Mit gewissen "Bauchschmerzen" haben sich die Staats- und Regierungschefs auf Juncker geeinigt, Cameron hat sich blamiert - so sieht es die "Volksstimme" aus Magdeburg. "Als Punktsieger darf sich hingegen das EU-Parlament fühlen. Es ist gekommen, wie es die Parteien im Wahlkampf des Frühjahrs versprochen haben: Der Wahlsieger bekommt den Job."
Das sieht nun das sozialistische "neue deutschland" in Berlin ganz anders: "Die Machtbesitzenden sind sich nach wochenlangem Gezerre einig geworden, aber - und das ist der eigentliche Grund zur Sorge - nur in ihrem Irrtum, als Sieger daraus hervorgegangen zu sein. Denn das Parlament hat keinesfalls einen Sieg der Demokratie errungen, sondern einen, den kein Mensch braucht. Weder steht Juncker für einen Neuanfang, noch lassen die Mehrheitsverhältnisse im neuen EU-Parlament auf progressive Impulse hoffen. (...) Für die Zukunft der EU verheißt dieser Auftakt einer neuen Legislaturperiode nichts Gutes. Die Menschen, die diese EU schon jetzt satt haben, können sich bestätigt fühlen."

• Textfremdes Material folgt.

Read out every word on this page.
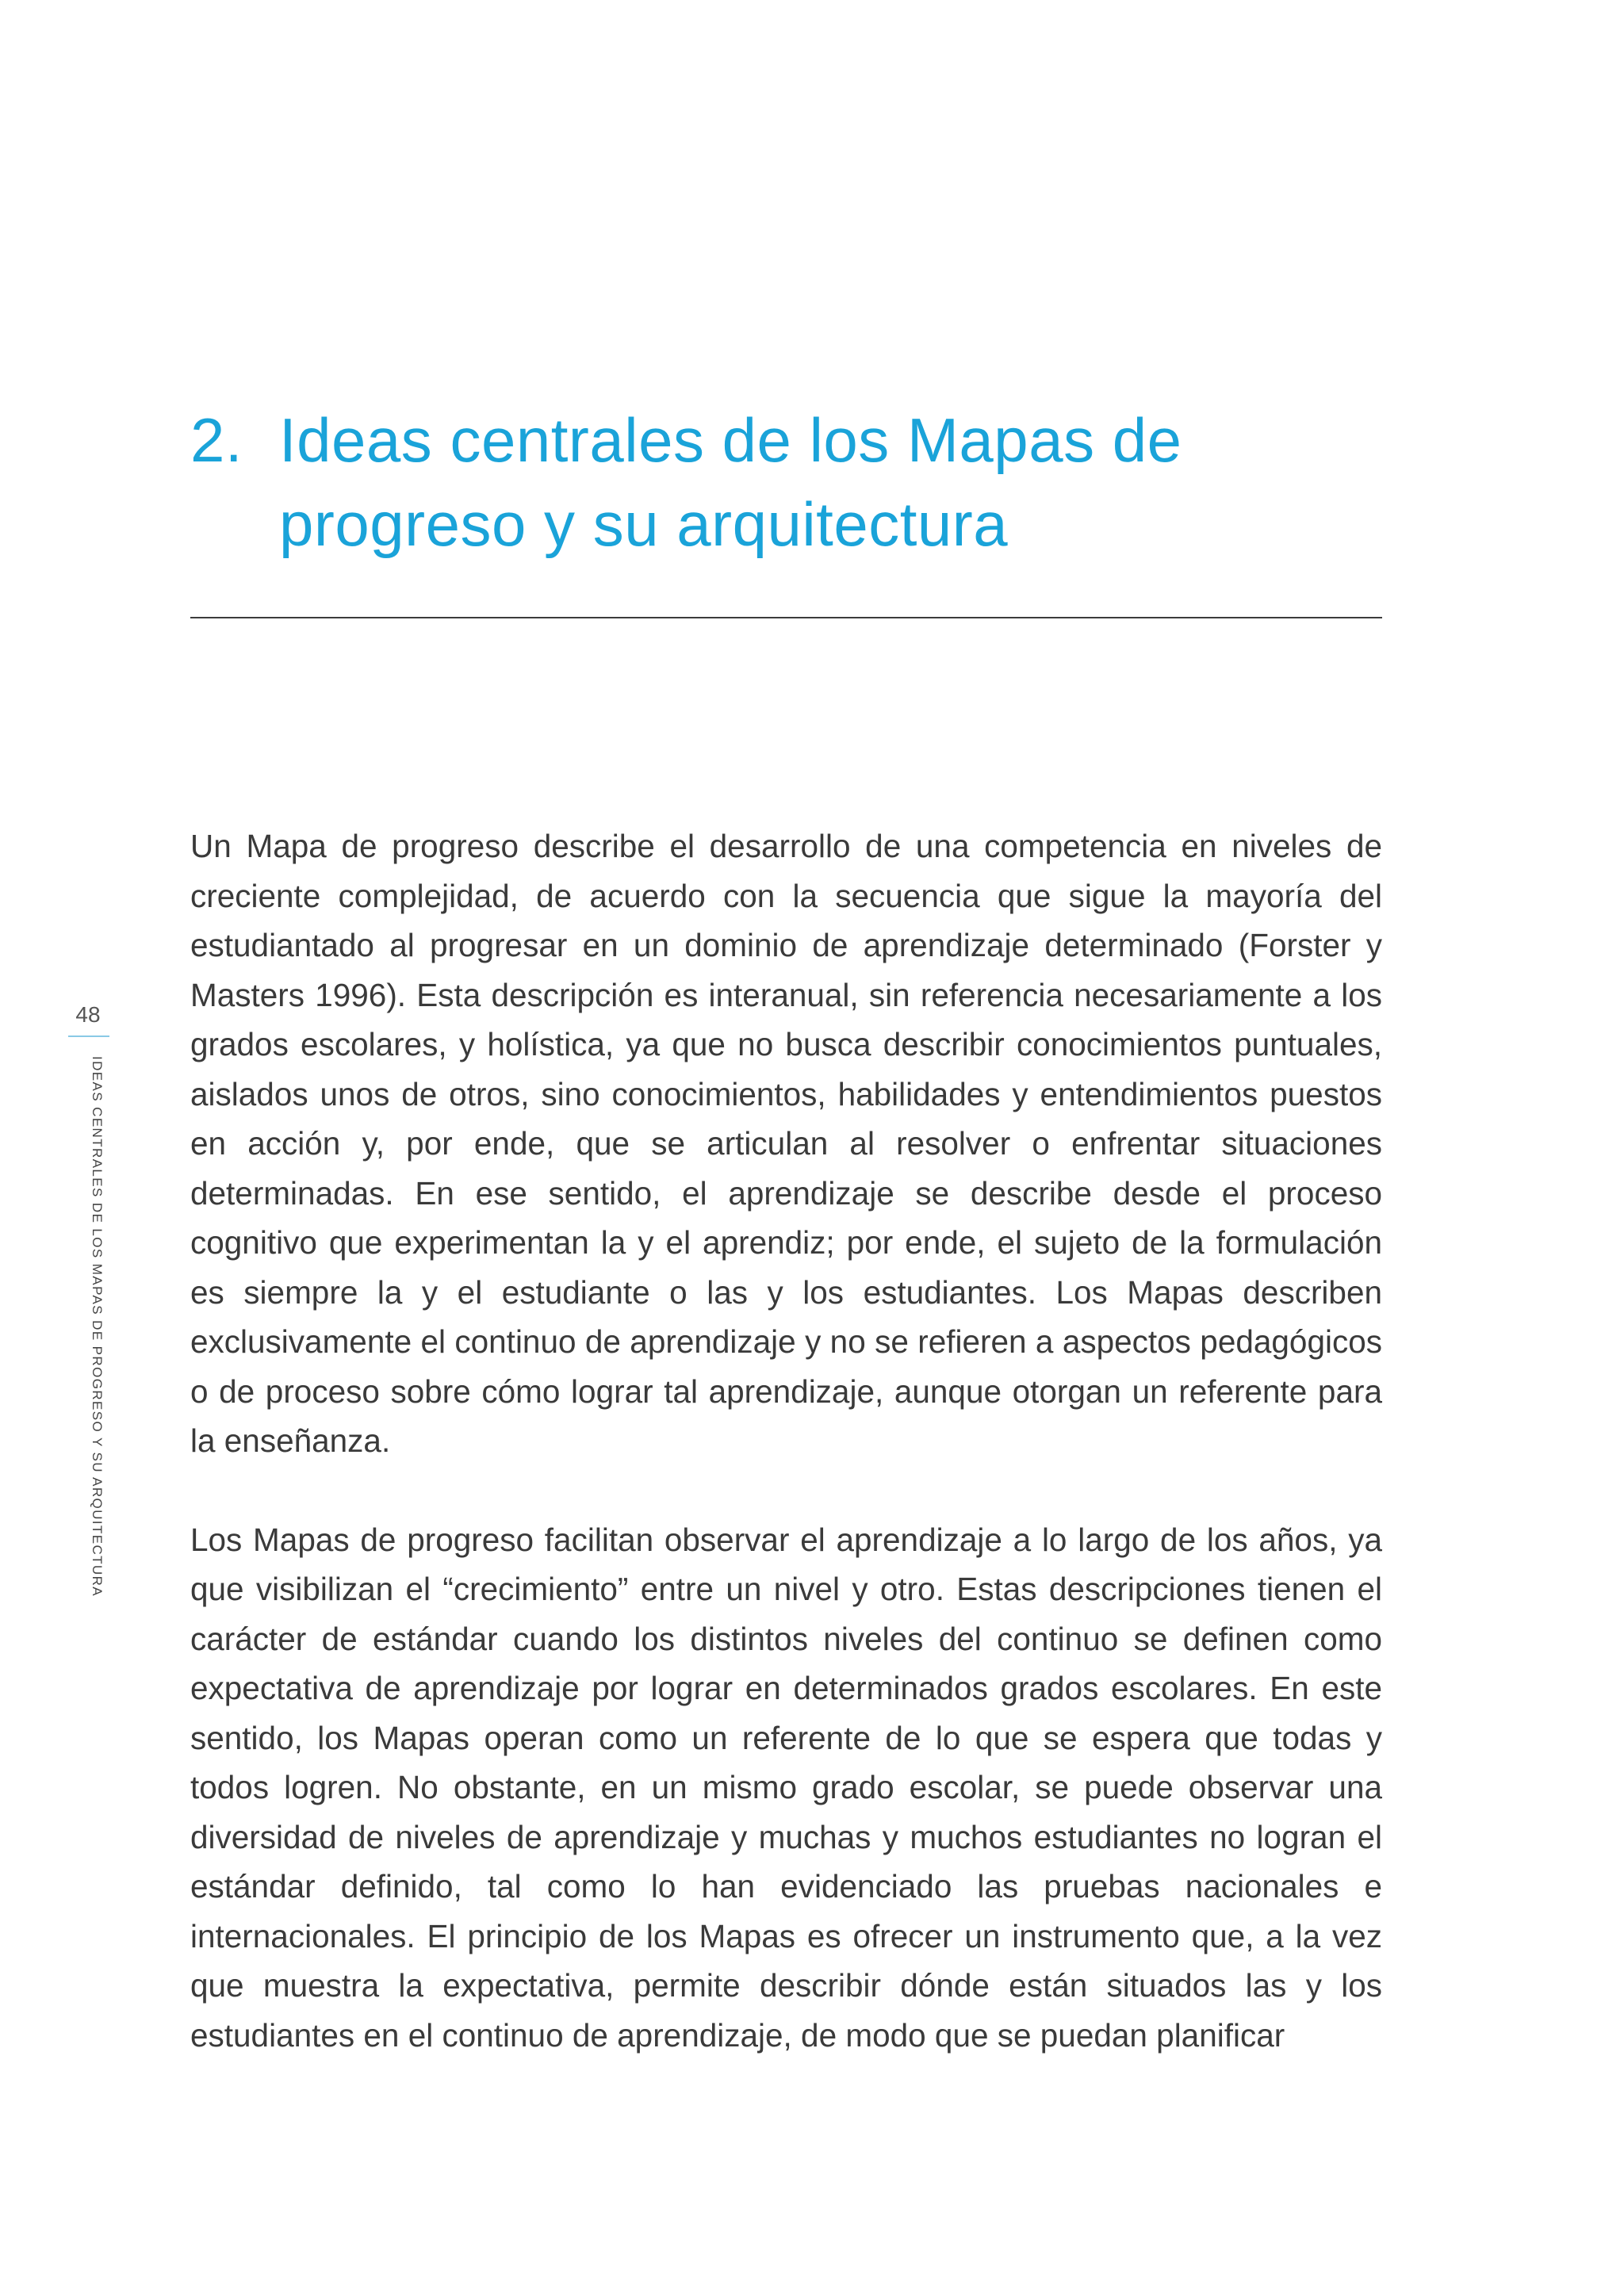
2. Ideas centrales de los Mapas de
progreso y su arquitectura
48
IDEAS CENTRALES DE LOS MAPAS DE PROGRESO Y SU ARQUITECTURA

Un Mapa de progreso describe el desarrollo de una competencia en niveles de creciente complejidad, de acuerdo con la secuencia que sigue la mayoría del estudiantado al progresar en un dominio de aprendizaje determinado (Forster y Masters 1996). Esta descripción es interanual, sin referencia necesariamente a los grados escolares, y holística, ya que no busca describir conocimientos puntuales, aislados unos de otros, sino conocimientos, habilidades y entendimientos puestos en acción y, por ende, que se articulan al resolver o enfrentar situaciones determinadas. En ese sentido, el aprendizaje se describe desde el proceso cognitivo que experimentan la y el aprendiz; por ende, el sujeto de la formulación es siempre la y el estudiante o las y los estudiantes. Los Mapas describen exclusivamente el continuo de aprendizaje y no se refieren a aspectos pedagógicos o de proceso sobre cómo lograr tal aprendizaje, aunque otorgan un referente para la enseñanza.

Los Mapas de progreso facilitan observar el aprendizaje a lo largo de los años, ya que visibilizan el “crecimiento” entre un nivel y otro. Estas descripciones tienen el carácter de estándar cuando los distintos niveles del continuo se definen como expectativa de aprendizaje por lograr en determinados grados escolares. En este sentido, los Mapas operan como un referente de lo que se espera que todas y todos logren. No obstante, en un mismo grado escolar, se puede observar una diversidad de niveles de aprendizaje y muchas y muchos estudiantes no logran el estándar definido, tal como lo han evidenciado las pruebas nacionales e internacionales. El principio de los Mapas es ofrecer un instrumento que, a la vez que muestra la expectativa, permite describir dónde están situados las y los estudiantes en el continuo de aprendizaje, de modo que se puedan planificar
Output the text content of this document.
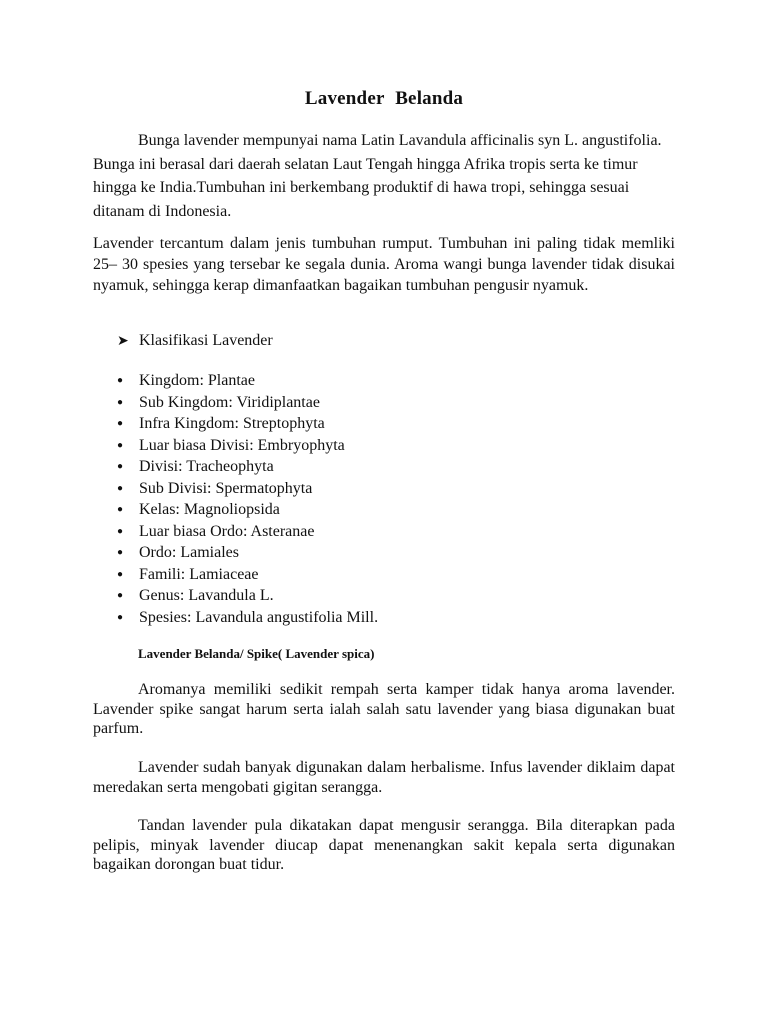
Lavender Belanda

Bunga lavender mempunyai nama Latin Lavandula afficinalis syn L. angustifolia. Bunga ini berasal dari daerah selatan Laut Tengah hingga Afrika tropis serta ke timur hingga ke India.Tumbuhan ini berkembang produktif di hawa tropi, sehingga sesuai ditanam di Indonesia.

Lavender tercantum dalam jenis tumbuhan rumput. Tumbuhan ini paling tidak memliki 25– 30 spesies yang tersebar ke segala dunia. Aroma wangi bunga lavender tidak disukai nyamuk, sehingga kerap dimanfaatkan bagaikan tumbuhan pengusir nyamuk.

➤ Klasifikasi Lavender
● Kingdom: Plantae
● Sub Kingdom: Viridiplantae
● Infra Kingdom: Streptophyta
● Luar biasa Divisi: Embryophyta
● Divisi: Tracheophyta
● Sub Divisi: Spermatophyta
● Kelas: Magnoliopsida
● Luar biasa Ordo: Asteranae
● Ordo: Lamiales
● Famili: Lamiaceae
● Genus: Lavandula L.
● Spesies: Lavandula angustifolia Mill.
Lavender Belanda/ Spike( Lavender spica)

Aromanya memiliki sedikit rempah serta kamper tidak hanya aroma lavender. Lavender spike sangat harum serta ialah salah satu lavender yang biasa digunakan buat parfum.

Lavender sudah banyak digunakan dalam herbalisme. Infus lavender diklaim dapat meredakan serta mengobati gigitan serangga.

Tandan lavender pula dikatakan dapat mengusir serangga. Bila diterapkan pada pelipis, minyak lavender diucap dapat menenangkan sakit kepala serta digunakan bagaikan dorongan buat tidur.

Juncker? Es gibt Wichtigeres
"Die an und für sich gar nicht so wichtige Kommissions-Personalie konnte überhaupt nur wichtig werden, weil sie aufgeladen wurde mit anderen politischen Zielen - wie dem Machtkampf mit den Briten", kommentiert die "Westdeutsche Allgemeine Zeitung" in Essen. "Weit wichtiger als die Entscheidung für Juncker ist die europäische Beitritts-Perspektive für die Ukraine, Georgien und Moldau. Sie ist eine krachende Niederlage für Putin, eine von historischer Dimension. Das westliche Demokratie-, Toleranz- und Wohlstandsmodell ist einem nationalistischen, fortschrittsfeindlichen, neo-imperialen Staat bei Weitem überlegen. Die Ex-Sowjet-Satelliten ziehen den goldenen Westen dem rostigen Osten vor."